In questo numero di Harvard Business Review Italia il tema della buona leadership contemporanea, e futura, è toccato in modi diversi. Amy C. Edmondson e Michaela J. Kerrissey ne parlano in relazione all’ambiente di lavoro, sottolineando l’importanza di creare un clima di sicurezza psicologica in cui i dipendenti si sentano a proprio agio, sicuri e apprezzati. Le evidenze empiriche del fatto che la sicurezza psicologica migliora la performance sono ampie e indiscutibili. Ma, rilevano, se ne è cresciuta la popolarità, sono cresciute anche le idee sbagliate in proposito, e l’articolo propone alcune soluzioni per evitare errori tanto comuni quanto costosi.

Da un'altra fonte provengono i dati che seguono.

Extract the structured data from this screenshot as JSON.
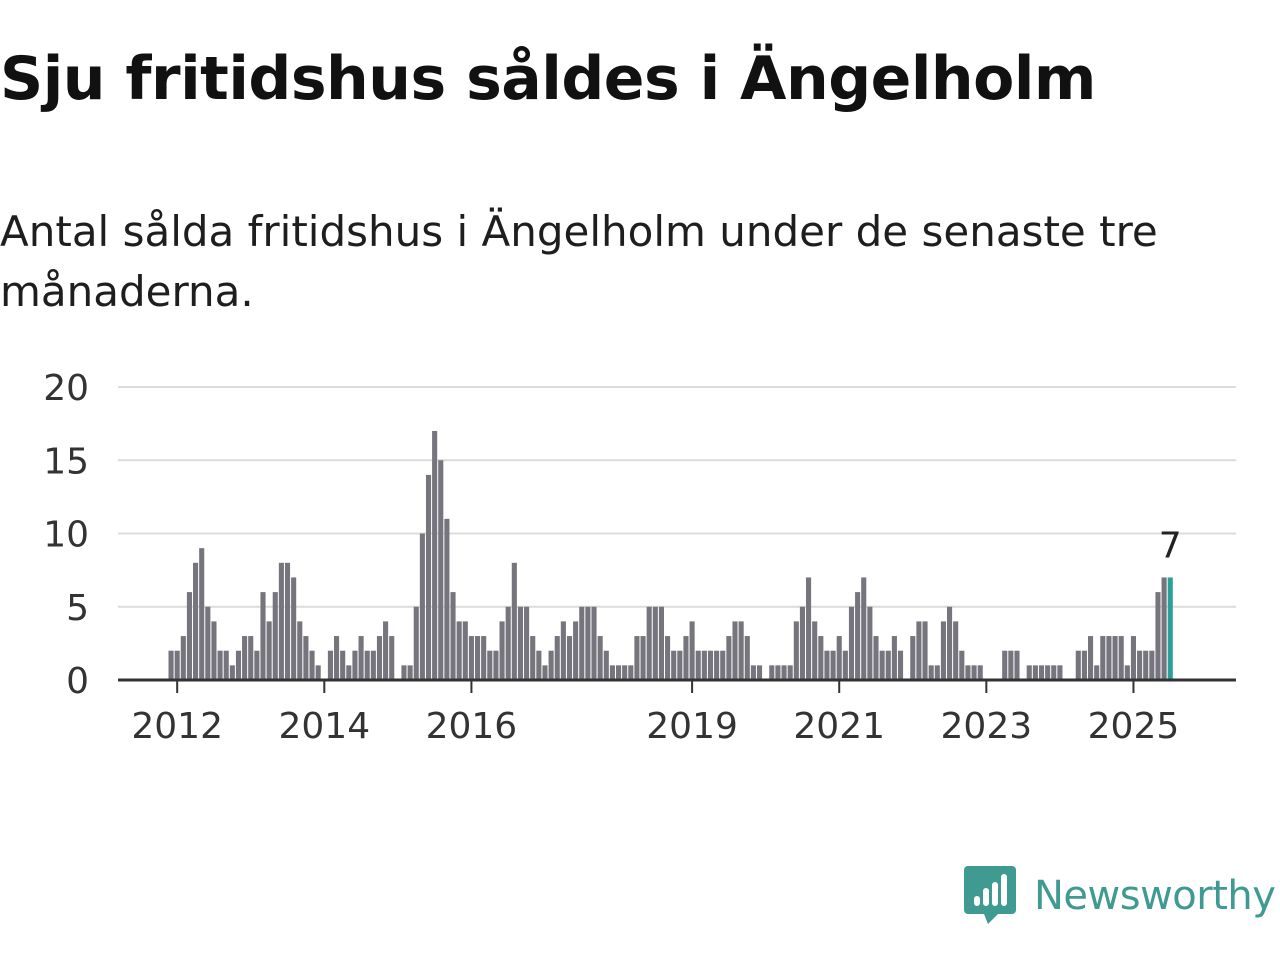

Jeffrey Yip e Colin M. Fisher affrontano lo stesso tema con un’altra importante angolazione: quella della capacità di ascolto. Per un leader, essere capace di ascoltare è una dote fondamentale. Magari qualcuno ci nasce, ma di solito è una propensione che va educata. Anche questa fa parte della serie del “leader autentico” ma anche di quella del “leader efficace”. Saper ascoltare i collaboratori senza sovrapporre per carattere e per abitudine le proprie idee e le proprie soluzioni è un principio di necessità. Il contesto dove le imprese e le persone operano è sempre più incerto e complesso e solo un approccio basato sul team e non sull’individuo può risultare corrispondente alle esigenze. Per converso, la carenza di ascolto può portare a valutare scorrettamente i problemi e le situazioni, portando a soluzioni sbagliate e, ancora una volta, alquanto costose.
Il tema della leadership è oggi al centro dell’attenzione. Ci sono oggi, in giro per il mondo, molti, troppi leader che si ritengono infallibili e invincibili, non si fidano dei propri team di collaboratori, prendono grandi decisioni basandosi più sul proprio istinto che su informazioni reali e finiscono col generare situazioni difficili. Anche qui interviene un detto assai popolare: “grandi uomini commettono grandi errori”. Naturalmente, osserviamo questa sindrome sia in campo politico che in quello della direzione d’impresa, e non occorre fare troppi nomi.
Esiste, però, anche una corrente di pensiero del tutto diversa, quella che mette al centro l’attenzione del leader verso i propri collaboratori ed esalta le doti di autenticità, ascolto e inclusione. Si tratta di una corrente sempre più forte e consapevole, e a buon motivo. Come si è detto, è sempre più chiaro che, di fronte alla complessità, la figura del leader solitario ed eroico (ma, spesso, anche autoritario e tossico) costituisce un pericoloso anacronismo, mentre quella del leader ispirativo e inclusivo, ben descritta nell’articolo di Gian Maria Mossa, si impone come inevitabile soluzione.
Su questo tema abbiamo appena pubblicato un libro che riporta forti opinioni sulla leadership di un gruppo importante di “numeri uno”, ben 27 leader di imprese di ogni dimensione, sia private che pubbliche. Il libro si intitola Una certa idea di leadership ed è disponibile ai lettori di Harvard Business Review Italia. Quale la tesi del libro? Quella appena espressa: in ogni epoca i contenuti e le skill che connotano un buon leader sono diversi e, nell’era di grandi sfide e grande disordine che viviamo, occorrono leader autentici, aperti, collaborativi, inclusivi e ispirativi, capaci di ascoltare i collaboratori, creare e gestire team efficaci e condurre l’organizzazione verso gli obiettivi con un forte senso di responsabilità e di scopo.
Conclusione: il leader autoritario è morto. Viva il leader autentico!